Inside Amy Schumer writer Tami Sagher and comedian Chris Gethard will also star. Miranda Bailey and Amanda Marshall are producing alongside Birbiglia, and NPR’s Ira Glass will executive produce. “I’m over the moon about filming this project with this cast, this crew and these producers,” said Birbiglia. “Miranda Bailey and the team at Cold Iron and Film Arcade are such a creative and thoughtful bunch of folks. This is exactly what I want to be doing, and I can’t wait for people to see it.”
Birbiglia’s directorial debut, Sleepwalk With Me, which won the Best of Next! Audience Award at the Sundance Film Festival in 2012, is what originally caught Bailey’s eye. “Mike’s first feature was so endearing—I couldn’t get it out of my mind.

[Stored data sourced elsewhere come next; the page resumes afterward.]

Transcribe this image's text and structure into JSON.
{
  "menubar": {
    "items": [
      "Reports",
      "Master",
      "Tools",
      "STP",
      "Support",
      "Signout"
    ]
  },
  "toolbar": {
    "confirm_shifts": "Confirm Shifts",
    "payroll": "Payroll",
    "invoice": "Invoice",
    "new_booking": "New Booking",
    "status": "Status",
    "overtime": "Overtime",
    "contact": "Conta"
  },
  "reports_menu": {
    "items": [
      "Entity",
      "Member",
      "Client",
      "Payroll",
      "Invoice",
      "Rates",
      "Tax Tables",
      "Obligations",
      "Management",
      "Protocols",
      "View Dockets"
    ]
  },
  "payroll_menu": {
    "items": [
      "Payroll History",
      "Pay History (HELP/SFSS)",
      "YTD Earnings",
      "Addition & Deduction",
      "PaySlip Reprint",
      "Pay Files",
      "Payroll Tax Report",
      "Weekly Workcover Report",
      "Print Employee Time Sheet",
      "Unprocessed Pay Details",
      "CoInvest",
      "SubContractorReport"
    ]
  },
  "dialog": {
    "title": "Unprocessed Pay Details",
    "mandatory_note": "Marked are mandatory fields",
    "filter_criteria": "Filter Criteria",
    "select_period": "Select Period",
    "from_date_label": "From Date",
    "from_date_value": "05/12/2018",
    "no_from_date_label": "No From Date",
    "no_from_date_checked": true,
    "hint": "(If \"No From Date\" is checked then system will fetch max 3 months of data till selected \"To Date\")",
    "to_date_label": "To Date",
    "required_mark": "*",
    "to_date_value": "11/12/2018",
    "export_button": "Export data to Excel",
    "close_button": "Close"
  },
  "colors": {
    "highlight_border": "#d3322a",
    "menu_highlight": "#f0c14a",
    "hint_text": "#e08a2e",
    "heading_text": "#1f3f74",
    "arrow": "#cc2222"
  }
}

I knew I had to work with him on his next film,” Bailey said. “After several meetings and emails of me begging, he finally relented.”
In addition to his film roles in Trainwreck, Adult Beginners, and The Fault In Our Stars, Birbiglia has appeared on television in Orange Is The New Black, Inside Amy Schumer, and Girls. Birbiglia, Micucci, and Key all have backgrounds in improv comedy, and their former improv teammates who didn’t go on to be in movies and on TV probably won’t think twice before skipping Don’t Think Twice.